It is further on record that on the application of the petitioners, the S. T. A. T. held that the petitioners had sufficient interest in the matter of variation of the route and directed the respondent Bachhraj Singh to make the petitioners parties to the appeal before that Tribunal. The respondent No. 3 complied with this direction and the amended memo of appeal (Annexure P/15) shows that the petitioners were added as respondents Nos. 7 and 8 to the appeal filed by the respondent Bachhraj Singh before the S. T. A. T. Thus the petitioners were parties to the proceedings before the lower authorities, leading to the passing of the order of the S. T. A. T. dated December 10, 1973. There is no doubt that existence of a subsisting legal right in the petitioner is the foundation for the exercise of jurisdiction of this Court under Article 226 of the Constitution and such legal right which could be thus enforced, should ordinarily be of the petitioner himself, but in some cases this rule can be relaxed or modified, if exigencies of the case so require. In the peculiar circumstances of the present case, I am inclined to entertain the writ petition filed by the two petitioners, although they have no personal or individual right to enforce.

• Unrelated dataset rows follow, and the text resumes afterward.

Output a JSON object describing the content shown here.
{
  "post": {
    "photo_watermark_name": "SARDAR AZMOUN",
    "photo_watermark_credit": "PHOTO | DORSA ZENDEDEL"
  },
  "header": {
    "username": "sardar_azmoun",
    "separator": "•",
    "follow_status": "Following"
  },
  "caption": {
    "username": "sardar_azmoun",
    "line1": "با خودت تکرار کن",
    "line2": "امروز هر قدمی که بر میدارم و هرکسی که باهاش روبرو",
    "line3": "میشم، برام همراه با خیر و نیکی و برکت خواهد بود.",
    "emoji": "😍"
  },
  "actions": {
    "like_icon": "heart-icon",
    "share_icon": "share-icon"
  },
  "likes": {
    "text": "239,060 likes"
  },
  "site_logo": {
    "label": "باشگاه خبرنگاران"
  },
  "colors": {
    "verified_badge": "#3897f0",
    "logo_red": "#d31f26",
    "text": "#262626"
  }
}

4. On the merits Mr. Maheshwari supported the order passed by the S. T. A. T. and placed reliance upon the decision of the Punjab and Haryana High Court in The Akal Transport Co. Pvt. Ltd. v. District Judge, Ludhiana, AIR 1973 Punj and Har 338, which was the very basis of the decision of the S. T. A. T. On the other hand, Mr. Chhangani argued that the language employed in Section 48 (3) (xxi) of the Act is wide enough to include any variation of the route of an existing permit by deviation or extension or curtailment and the only restriction imposed on the power of the R. T. A. in this respect is that such variation should be limited to a distance of 24 Kilometers only.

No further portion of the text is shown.